By the Numb3rs Spring 2015

Graduate

Graduate Student Mini-Conference

To wrap up the academic year, the officers of the Graduate Student Seminar and the SIAM Student Chapter organized the Graduate Student Mini-Conference. 

Four graduate students discussed their recent work, including: Scott Zimmerman on geodesics in the Heisenberg group; Jake Mirra on his work towards a counterexample to Gromov's conjecture; Jon Holland on negative-dimensional tensors, intuitionistic logic, and their possible relations to physics; and Ian Martiny on a lower bound for a non-trivial cycle length for the 3n+1 problem.
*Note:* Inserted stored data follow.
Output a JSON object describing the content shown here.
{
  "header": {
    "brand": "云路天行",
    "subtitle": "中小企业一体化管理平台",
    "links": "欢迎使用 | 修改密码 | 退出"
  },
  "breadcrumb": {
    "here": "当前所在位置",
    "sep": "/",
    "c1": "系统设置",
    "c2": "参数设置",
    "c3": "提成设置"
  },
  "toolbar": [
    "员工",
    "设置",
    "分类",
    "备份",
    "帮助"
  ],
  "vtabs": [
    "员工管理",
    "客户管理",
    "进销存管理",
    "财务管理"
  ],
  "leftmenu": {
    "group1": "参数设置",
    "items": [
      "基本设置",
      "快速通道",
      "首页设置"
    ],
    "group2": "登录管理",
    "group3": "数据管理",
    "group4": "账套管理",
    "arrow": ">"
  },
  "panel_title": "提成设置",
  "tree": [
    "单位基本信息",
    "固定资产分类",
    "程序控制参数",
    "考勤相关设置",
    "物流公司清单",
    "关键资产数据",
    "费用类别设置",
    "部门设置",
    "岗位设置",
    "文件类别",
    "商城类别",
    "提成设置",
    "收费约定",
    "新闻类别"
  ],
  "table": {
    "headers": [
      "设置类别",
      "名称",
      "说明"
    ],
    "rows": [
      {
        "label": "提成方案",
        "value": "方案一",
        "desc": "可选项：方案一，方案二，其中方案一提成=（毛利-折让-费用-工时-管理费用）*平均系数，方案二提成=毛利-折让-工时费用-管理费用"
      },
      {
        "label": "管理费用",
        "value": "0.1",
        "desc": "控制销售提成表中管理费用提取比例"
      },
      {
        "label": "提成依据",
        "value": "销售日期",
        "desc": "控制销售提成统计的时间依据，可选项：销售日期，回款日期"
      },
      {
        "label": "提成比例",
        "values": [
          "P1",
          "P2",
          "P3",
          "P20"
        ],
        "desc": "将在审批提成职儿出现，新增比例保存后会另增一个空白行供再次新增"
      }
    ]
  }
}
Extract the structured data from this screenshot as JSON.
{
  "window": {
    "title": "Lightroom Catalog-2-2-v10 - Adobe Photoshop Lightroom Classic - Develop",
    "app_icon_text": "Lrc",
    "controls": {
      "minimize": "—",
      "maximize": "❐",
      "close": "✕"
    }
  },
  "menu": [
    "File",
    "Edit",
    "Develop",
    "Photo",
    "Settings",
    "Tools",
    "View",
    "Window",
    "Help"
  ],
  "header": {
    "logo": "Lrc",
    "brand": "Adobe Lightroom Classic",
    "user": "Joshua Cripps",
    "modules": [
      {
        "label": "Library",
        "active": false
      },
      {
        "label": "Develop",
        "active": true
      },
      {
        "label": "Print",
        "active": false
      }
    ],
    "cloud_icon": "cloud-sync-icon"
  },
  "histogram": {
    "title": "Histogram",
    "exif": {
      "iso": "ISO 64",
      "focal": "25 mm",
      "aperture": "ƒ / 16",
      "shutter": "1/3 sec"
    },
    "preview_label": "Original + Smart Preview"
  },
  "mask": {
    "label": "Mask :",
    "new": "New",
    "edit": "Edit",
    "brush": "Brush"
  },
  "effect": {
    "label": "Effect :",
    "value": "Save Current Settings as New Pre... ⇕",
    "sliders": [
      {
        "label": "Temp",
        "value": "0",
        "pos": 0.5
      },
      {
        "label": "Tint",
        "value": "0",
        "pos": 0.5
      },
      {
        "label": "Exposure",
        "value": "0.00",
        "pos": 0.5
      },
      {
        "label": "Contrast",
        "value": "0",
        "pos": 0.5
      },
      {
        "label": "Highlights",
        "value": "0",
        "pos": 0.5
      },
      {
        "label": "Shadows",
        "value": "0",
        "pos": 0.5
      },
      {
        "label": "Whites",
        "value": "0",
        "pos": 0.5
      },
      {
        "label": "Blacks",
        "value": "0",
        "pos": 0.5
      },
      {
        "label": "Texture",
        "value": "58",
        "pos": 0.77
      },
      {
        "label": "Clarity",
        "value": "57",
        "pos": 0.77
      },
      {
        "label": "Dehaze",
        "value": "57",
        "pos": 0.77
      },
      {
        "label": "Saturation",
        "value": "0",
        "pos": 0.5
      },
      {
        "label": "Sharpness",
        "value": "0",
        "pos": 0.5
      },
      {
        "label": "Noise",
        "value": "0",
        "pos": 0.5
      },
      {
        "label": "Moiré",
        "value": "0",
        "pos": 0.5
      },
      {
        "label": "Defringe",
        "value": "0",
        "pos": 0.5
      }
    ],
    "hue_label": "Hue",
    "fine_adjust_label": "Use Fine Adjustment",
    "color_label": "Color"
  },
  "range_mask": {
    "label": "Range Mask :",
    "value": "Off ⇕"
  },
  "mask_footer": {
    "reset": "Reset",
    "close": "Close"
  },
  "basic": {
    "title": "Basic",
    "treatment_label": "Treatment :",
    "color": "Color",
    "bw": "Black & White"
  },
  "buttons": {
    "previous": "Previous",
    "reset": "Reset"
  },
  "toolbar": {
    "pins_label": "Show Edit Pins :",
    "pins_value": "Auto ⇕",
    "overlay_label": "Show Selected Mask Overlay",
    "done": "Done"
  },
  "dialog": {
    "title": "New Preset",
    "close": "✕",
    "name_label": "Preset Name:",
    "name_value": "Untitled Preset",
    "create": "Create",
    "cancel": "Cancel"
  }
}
Leo Rebholz, Associate Professor of Mathematical Sciences at Clemson University and a Pitt mathematics (advised by Bill Layton) & Bettis Lab alum, was invited as a guest speaker to talk about preparing for the job search in both industry and academia.
Slides of the presentations will be made available to view on the math department website. We thank all of the speakers and the many people in attendance, both students and professors, for making this an exciting and successful conference.
- Jason Pina

Prospective Student Open House

The Department of Mathematics Graduate program offered their first Open House for prospective graduate students.  The one day event was held on Friday, March 20, 2015.  There were eleven (11) students in attendance and they travelled from across the country to attend. On the night of arrival they were hosted by our GSO representatives (Victor DeCaria, William Rau, Michael Lindsey, Jeremy Harris, Matt Wheeler, Jason Pina, Youngmin Park, Glenn Young and Torrey Gallagher). The program started on Friday morning with breakfast, followed by a presentation of the graduate director, David Swigon. Then various research areas were introduced by representatives from mathematics faculty (Analysis and PDE by Chris Lennard, Applied analysis by Dehua Wang, Math biology by Jon Rubin, Math finance by Song Yao, Scientific computing by Michael Neilan, Algebra by Tom Hales, Topology by Paul Gartside) who were later joined by other faculty and many current graduate students to answer any questions in lively informal discussions. After lunch, the prospective students had an opportunity to tour the campus, lunch with current students, experience a graduate classroom, attend a math seminar, participate in the department’s weekly “Tea” and attend the departmental colloquium. All visitors and participants have expressed their delight and satisfaction with the event and its flawless organization by Pat Markham, Carol Miller, and Melissa Weidman.